Hunger

June 30th, 2009

 

There is much more to hunger than an empty stomach.

The hunger sensation is regulated by several hormones and nervous signals from the stomach.

Most of these hormone signals are in fact driven by the types of nutrients you eat and the amount of sugar in your bloodstream. A full or empty stomach actually has limited impact.

 

control hunger for fat loss

You’ve noticed it before.  You can eat a lot and get hungry again very quickly, and eat little and not feel the need to eat for quite a long time.

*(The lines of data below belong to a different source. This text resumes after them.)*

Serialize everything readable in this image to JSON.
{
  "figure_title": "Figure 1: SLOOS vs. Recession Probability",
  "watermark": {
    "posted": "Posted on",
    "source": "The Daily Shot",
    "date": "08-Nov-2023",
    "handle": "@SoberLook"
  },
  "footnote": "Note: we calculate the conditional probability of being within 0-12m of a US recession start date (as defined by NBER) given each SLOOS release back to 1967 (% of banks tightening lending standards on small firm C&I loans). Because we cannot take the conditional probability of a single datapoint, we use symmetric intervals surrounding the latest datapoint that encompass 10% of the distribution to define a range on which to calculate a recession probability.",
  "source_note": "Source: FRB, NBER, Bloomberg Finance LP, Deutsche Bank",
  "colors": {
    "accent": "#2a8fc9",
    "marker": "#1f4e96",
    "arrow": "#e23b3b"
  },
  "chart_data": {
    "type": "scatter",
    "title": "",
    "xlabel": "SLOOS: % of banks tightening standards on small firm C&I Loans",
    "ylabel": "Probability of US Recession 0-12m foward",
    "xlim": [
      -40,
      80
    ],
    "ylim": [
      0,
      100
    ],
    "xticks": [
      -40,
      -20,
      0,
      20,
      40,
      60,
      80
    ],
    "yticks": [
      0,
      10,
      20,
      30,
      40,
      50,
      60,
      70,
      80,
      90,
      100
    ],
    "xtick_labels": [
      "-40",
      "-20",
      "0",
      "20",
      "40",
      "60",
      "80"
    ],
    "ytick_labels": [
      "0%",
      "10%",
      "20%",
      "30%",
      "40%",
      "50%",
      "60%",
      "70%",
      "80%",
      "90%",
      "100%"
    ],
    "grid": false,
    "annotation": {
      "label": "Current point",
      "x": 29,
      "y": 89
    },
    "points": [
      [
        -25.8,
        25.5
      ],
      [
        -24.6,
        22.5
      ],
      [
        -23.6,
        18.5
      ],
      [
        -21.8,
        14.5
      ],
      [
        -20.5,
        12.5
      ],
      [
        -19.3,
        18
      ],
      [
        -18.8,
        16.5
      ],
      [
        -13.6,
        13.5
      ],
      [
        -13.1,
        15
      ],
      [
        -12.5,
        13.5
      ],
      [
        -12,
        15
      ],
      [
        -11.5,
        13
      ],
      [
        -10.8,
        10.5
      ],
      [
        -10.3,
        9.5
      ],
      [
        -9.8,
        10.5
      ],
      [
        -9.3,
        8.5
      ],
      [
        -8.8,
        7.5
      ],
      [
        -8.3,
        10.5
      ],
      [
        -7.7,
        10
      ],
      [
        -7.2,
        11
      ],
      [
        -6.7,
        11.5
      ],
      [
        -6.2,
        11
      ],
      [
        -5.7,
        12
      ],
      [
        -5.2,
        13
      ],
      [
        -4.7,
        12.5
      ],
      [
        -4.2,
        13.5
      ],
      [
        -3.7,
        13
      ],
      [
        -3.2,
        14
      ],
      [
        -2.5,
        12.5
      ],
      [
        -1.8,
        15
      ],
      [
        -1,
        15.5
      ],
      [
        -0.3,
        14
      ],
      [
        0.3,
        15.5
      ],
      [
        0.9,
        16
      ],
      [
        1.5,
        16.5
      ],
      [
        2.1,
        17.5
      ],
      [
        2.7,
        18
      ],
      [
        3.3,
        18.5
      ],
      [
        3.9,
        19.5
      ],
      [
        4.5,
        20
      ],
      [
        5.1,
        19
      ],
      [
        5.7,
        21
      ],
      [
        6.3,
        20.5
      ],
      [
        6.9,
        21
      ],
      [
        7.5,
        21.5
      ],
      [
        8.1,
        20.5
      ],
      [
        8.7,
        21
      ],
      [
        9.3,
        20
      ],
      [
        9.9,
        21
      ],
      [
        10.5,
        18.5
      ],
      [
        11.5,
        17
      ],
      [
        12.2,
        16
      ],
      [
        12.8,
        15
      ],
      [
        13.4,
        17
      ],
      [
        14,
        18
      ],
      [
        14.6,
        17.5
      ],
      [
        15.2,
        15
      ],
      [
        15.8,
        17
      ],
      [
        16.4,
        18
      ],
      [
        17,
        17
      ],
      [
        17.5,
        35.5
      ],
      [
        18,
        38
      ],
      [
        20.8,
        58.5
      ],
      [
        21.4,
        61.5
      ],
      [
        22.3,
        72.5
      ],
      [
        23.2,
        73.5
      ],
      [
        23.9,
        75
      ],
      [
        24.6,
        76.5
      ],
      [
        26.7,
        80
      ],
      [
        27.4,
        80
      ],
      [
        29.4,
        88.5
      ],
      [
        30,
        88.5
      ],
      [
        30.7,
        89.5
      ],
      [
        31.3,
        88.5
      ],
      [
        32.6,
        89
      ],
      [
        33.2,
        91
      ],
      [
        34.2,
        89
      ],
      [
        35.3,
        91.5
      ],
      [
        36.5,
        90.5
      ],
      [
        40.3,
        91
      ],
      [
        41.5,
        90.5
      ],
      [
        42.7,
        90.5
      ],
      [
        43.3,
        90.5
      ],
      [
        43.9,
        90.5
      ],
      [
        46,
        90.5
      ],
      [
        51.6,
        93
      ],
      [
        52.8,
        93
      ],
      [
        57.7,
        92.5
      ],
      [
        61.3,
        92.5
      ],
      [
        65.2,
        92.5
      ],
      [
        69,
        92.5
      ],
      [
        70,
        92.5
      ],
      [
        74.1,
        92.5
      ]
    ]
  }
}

Understanding these factors allows you to build a strategy to eat less without going hungry.  

And those strategies go way beyond the typical eat more often or don’t skip breakfast.  

And no matter what people tell you, eating less is absolutely necessary for fat loss.

The fat loss industry is so intent on selling that they will have you believe that they have a solution that will allow you to eat 4000 calories, burn 2000 and still lose fat.

Other offers consist in products designed to boost your metabolism so high it can compensate constant over-eating (by increasing body temperature, which in fact only happens when you have a fever).  You can only increase your metabolism by a couple hundred calories a day at best, which helps a lot but is by no means enough on its own.

You can try losing weight on a high calorie diet all you want:  it won’t work.  Calories are either stored or burned.  If they aren’t, then they are in your blood waiting for one of the two to happen.

There is no other way out.  The day you have glucose in your urine is the day you have diabetes, kidney failure or both.  You don’t want either.

Thankfully, it doesn’t mean you have to eat like a POW.  There is always room for the occasional break (actually, those are necessary for very specific biochemical reasons).

But on the long run, there absolutely must be an average calorie deficit which means eating less while increasing your metabolism.

That calorie deficit is easy to maintain if you apply real strategies against with hunger. Otherwise you can tough it out for a few weeks, or perhaps months.  You cannot do that your entire life.

Thankfully again, putting the theory in practice is easy and progressive.  If it wasn’t, I would still be fat.   Really, I am definitely NOT one of those iron-willed people.